Pero el desenlace de la historia, en este caso, no será inmediato a la resolución de los enigmas de la isla de Morel (los cuales, por muy clásico que a estas alturas sea el libro de Bioy Casares, es más prudente ocultar aquí). El protagonista se enamorará de Faustine, la muchacha a la que ha estado espiando en sus paseos por la isla y cuya atención ha tratado de atraer. Para entonces, La invención de Morel ha devenido un relato de amor, que registra los vaivenes sentimentales de un amante al mismo tiempo audaz y tímido, que fantasea e idealiza al no poder comunicarse abiertamente, interpretando a su favor los menores gestos de la amada y sufriendo ante su ausencia celos o remordimientos. El descubrimiento de la terrible verdad (que, insistimos, no encontrará el lector en esta recomendación) no hace sino avivar la pasión del protagonista, a fuerza de voluntarismo cuando le falta la esperanza (“Quiero a Faustine: Faustine es el móvil de todo; temo que esté enamorada: demostrarlo es la misión de las cosas”).

A menudo se pondera el poder anticipatorio de ciertos relatos de ciencia-ficción, en cuyas páginas aparecen avances tecnológicos o hábitos sociales de los que han sido testigos las generaciones posteriores. Esta obra, más que el funcionamiento y efectos de la “invención”, adelantó un tipo de afectividad humana y tecnológica que vemos triunfar hoy en día. El sabio Morel entiende los medios de comunicación como “medios para contrarrestar ausencias”, es decir, más como satisfacción sentimental que puramente práctica. Se obsesiona con el registro de los alegres momentos de un último verano junto a sus amigos, momentos que confía a una inmortalidad… condicionada al suministro de energía de una máquina. Un siglo más tarde, el sueño de Morel –menos perfecto, menos letal, igual de ávido, pero más portátil– lo repiten muchos usuarios de las redes sociales.

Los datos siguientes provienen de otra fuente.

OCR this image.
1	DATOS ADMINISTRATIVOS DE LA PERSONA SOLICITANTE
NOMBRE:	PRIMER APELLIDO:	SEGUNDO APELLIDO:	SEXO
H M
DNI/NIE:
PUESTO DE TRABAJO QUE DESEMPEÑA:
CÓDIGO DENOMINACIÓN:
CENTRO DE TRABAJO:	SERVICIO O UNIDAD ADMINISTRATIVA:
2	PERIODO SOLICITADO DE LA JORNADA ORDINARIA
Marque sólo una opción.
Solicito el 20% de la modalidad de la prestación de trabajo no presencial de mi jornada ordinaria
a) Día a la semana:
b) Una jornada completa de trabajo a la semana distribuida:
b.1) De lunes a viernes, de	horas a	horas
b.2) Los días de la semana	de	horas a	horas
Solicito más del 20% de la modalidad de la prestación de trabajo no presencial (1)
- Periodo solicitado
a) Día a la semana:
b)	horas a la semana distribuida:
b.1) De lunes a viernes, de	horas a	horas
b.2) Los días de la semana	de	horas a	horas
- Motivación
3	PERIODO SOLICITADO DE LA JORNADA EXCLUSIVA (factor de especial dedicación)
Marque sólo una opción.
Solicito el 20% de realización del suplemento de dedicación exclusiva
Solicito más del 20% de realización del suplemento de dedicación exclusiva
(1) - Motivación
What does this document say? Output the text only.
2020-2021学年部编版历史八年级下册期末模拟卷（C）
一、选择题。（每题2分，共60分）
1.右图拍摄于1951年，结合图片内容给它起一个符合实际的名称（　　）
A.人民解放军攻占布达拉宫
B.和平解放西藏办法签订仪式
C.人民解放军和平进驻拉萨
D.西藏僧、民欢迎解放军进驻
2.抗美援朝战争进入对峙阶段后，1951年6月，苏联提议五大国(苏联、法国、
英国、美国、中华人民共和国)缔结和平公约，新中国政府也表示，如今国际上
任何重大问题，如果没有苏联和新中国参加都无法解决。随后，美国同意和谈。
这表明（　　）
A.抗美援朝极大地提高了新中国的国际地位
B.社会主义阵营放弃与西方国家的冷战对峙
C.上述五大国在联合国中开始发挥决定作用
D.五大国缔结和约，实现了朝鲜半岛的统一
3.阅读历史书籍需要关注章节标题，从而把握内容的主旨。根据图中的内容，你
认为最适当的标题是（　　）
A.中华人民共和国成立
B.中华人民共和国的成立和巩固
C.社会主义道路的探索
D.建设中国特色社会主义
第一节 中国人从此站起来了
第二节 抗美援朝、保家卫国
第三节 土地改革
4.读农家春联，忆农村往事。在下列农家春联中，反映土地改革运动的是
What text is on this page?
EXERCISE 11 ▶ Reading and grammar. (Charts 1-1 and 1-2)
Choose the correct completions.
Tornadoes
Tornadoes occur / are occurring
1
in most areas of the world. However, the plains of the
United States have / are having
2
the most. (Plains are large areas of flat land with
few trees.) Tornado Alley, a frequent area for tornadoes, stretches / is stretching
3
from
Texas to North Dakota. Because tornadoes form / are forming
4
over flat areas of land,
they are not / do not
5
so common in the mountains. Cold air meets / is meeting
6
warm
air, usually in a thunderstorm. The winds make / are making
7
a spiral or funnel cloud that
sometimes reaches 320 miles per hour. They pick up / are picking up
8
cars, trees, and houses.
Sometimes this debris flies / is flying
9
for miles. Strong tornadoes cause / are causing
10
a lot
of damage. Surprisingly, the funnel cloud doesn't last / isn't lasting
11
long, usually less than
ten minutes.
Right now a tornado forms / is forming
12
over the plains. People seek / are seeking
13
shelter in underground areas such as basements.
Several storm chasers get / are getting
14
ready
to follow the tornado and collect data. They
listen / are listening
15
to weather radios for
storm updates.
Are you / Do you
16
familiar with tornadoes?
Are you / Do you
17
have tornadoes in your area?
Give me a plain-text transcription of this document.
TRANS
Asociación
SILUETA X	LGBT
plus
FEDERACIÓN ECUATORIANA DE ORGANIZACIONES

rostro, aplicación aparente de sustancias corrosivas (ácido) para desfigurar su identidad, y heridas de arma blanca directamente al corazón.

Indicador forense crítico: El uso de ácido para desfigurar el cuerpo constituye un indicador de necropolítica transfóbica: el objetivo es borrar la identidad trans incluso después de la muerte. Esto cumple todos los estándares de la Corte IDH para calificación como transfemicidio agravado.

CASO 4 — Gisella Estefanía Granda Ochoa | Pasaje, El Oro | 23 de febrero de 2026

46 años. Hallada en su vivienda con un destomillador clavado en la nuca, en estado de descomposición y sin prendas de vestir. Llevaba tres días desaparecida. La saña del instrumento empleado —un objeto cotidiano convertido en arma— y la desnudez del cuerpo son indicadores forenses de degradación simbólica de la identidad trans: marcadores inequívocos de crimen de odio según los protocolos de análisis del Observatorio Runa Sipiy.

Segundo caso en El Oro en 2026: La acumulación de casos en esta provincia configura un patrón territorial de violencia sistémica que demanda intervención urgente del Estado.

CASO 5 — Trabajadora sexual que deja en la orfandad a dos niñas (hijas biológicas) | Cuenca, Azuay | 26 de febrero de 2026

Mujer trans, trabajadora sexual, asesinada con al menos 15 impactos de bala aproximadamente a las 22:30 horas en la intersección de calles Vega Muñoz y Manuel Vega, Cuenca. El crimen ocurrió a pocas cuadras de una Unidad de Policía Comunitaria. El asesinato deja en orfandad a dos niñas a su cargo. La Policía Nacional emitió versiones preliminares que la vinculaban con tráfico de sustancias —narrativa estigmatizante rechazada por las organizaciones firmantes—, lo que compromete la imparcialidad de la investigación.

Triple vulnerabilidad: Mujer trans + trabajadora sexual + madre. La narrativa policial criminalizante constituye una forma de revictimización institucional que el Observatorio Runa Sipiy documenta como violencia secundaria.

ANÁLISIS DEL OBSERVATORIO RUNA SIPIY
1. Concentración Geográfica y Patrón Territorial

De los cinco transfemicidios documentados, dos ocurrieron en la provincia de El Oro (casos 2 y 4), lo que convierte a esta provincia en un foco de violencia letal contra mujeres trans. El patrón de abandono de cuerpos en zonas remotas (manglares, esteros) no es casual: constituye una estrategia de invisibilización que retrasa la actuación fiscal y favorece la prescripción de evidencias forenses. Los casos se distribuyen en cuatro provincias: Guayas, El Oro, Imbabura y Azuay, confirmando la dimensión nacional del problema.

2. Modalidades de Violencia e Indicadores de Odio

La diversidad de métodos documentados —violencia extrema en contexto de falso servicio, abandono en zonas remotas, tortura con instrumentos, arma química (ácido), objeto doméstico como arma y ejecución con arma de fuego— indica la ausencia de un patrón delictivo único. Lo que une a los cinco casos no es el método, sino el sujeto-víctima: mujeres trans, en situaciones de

El mismo protagonista acaba abandonándose a su hechizo: el conocido horror de los pueblos primitivos (como Uqbar, que según cuentan fue revelado a Borges por su amigo Bioy) por la representación, lo transforma el Fugitivo en una razón por la cual inmolarse y esperar la existencia de algo más, eterno y verdadero, detrás de la apariencia.